Speaking at the SITA China Air Transport IT Summit in Nanning, May Zhou, vice president and general manager of SITA China, said: “China’s airlines and airports have a strong record in embracing technology and automation to drive efficient operations and high levels of passenger services. Now, they are moving to the next level where they will harness artificial intelligence to deliver more services, faster and to more people.”
For passengers of China’s airlines and airports, self-service has reached a strong level of maturity, but a step-change is coming as biometrics is being adopted. Today, 27 per cent of airports have self-boarding gates using biometrics with travel documents, but in just three years, that figure will jump to 66 per cent.
And more than half of the airports have plans for secure single biometric tokens for all touch points by 2022. Airlines too are committing to self-boarding gates using biometrics with ID, with 60 per cent planning to use them to drive a secure and seamless passenger experience in airports over the next three years.
Zhou added: “The adoption of self-service by passengers across China has been very encouraging for airlines and airports.
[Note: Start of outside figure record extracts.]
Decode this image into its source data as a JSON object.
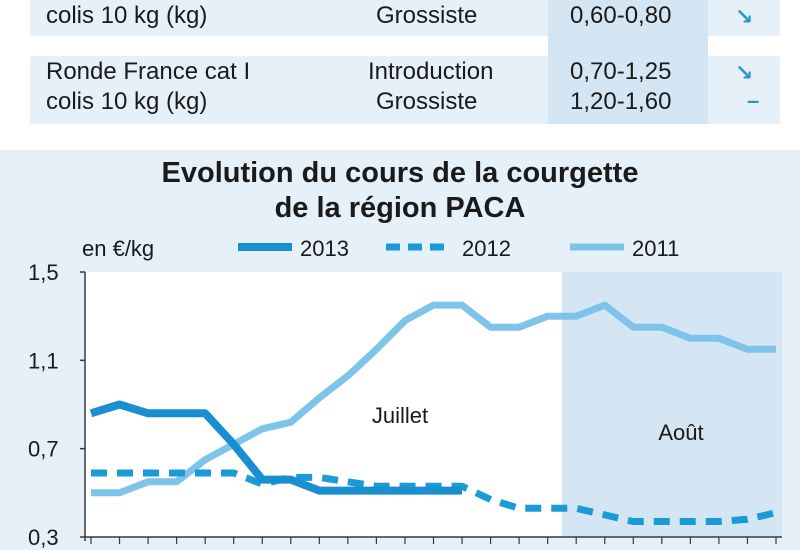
{
  "price_table": {
    "rows": [
      {
        "product_lines": [
          "colis 10 kg (kg)"
        ],
        "stage_lines": [
          "Grossiste"
        ],
        "price_lines": [
          "0,60-0,80"
        ],
        "trends": [
          "down"
        ]
      },
      {
        "product_lines": [
          "Ronde France cat I",
          "colis 10 kg (kg)"
        ],
        "stage_lines": [
          "Introduction",
          "Grossiste"
        ],
        "price_lines": [
          "0,70-1,25",
          "1,20-1,60"
        ],
        "trends": [
          "down",
          "stable"
        ]
      }
    ],
    "trend_symbols": {
      "down": "↘",
      "stable": "–"
    }
  },
  "chart_data": {
    "type": "line",
    "title_lines": [
      "Evolution du cours de la courgette",
      "de la région PACA"
    ],
    "ylabel": "en €/kg",
    "ylim": [
      0.3,
      1.5
    ],
    "yticks": [
      0.3,
      0.7,
      1.1,
      1.5
    ],
    "ytick_labels": [
      "0,3",
      "0,7",
      "1,1",
      "1,5"
    ],
    "x_count": 25,
    "regions": [
      {
        "label": "Juillet",
        "from": 0,
        "to": 17,
        "shaded": false
      },
      {
        "label": "Août",
        "from": 17,
        "to": 24,
        "shaded": true
      }
    ],
    "series": [
      {
        "name": "2013",
        "style": "solid-thick",
        "color": "#1a8fcf",
        "x": [
          0,
          1,
          2,
          3,
          4,
          5,
          6,
          7,
          8,
          9,
          10,
          11,
          12,
          13
        ],
        "values": [
          0.86,
          0.9,
          0.86,
          0.86,
          0.86,
          0.72,
          0.56,
          0.56,
          0.51,
          0.51,
          0.51,
          0.51,
          0.51,
          0.51
        ]
      },
      {
        "name": "2012",
        "style": "dashed",
        "color": "#1a9ad6",
        "x": [
          0,
          1,
          2,
          3,
          4,
          5,
          6,
          7,
          8,
          9,
          10,
          11,
          12,
          13,
          14,
          15,
          16,
          17,
          18,
          19,
          20,
          21,
          22,
          23,
          24
        ],
        "values": [
          0.59,
          0.59,
          0.59,
          0.59,
          0.59,
          0.59,
          0.54,
          0.57,
          0.57,
          0.55,
          0.53,
          0.53,
          0.53,
          0.53,
          0.47,
          0.43,
          0.43,
          0.43,
          0.4,
          0.37,
          0.37,
          0.37,
          0.37,
          0.38,
          0.41
        ]
      },
      {
        "name": "2011",
        "style": "solid-light",
        "color": "#7ec4ea",
        "x": [
          0,
          1,
          2,
          3,
          4,
          5,
          6,
          7,
          8,
          9,
          10,
          11,
          12,
          13,
          14,
          15,
          16,
          17,
          18,
          19,
          20,
          21,
          22,
          23,
          24
        ],
        "values": [
          0.5,
          0.5,
          0.55,
          0.55,
          0.65,
          0.72,
          0.79,
          0.82,
          0.93,
          1.03,
          1.15,
          1.28,
          1.35,
          1.35,
          1.25,
          1.25,
          1.3,
          1.3,
          1.35,
          1.25,
          1.25,
          1.2,
          1.2,
          1.15,
          1.15
        ]
      }
    ],
    "grid": false,
    "legend_position": "top"
  },
  "colors": {
    "panel_bg": "#e6f0f8",
    "plot_bg": "#ffffff",
    "august_bg": "#d4e6f3",
    "axis": "#3a3a3a"
  }
}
At SITA, we see many in the industry who are now ready and planning to add biometrics to bring self-service to the next level.”
The report also found that mobile services are vital to meet China passengers’ demands and by 2022, all airlines and 93 per cent of airports are planning investments in them. Services including flight discovery, airline offers, check-in and flight status notifications via mobile are already provided by all airlines. One fifth are also using mobiles to sell newspapers, magazines and movies/TV to passengers.
Airports too are investing in mobile services to offer a more personalised experience for passengers. Services, including notifications about flight and airport status, and customer relationship management, are well established and are offered by up to 81 per cent of airports.
Keeping the passenger informed and connected is not only what China’s airports are providing via mobile, they are also facilitating mobile payments. Close to three quarters enable passengers to buy airport services and allow cashless payments via mobile. This hyper-personalised service via mobile confirms it as a vital tool for China passengers.
The report highlights that blockchain technology is another key area of investment for airlines. Today, only 24 per cent have major programmes, or R&D, planned but that number is set to jump to 80 per cent by 2022. This is in line with the recent trends and commitments to blockchain technology in the country.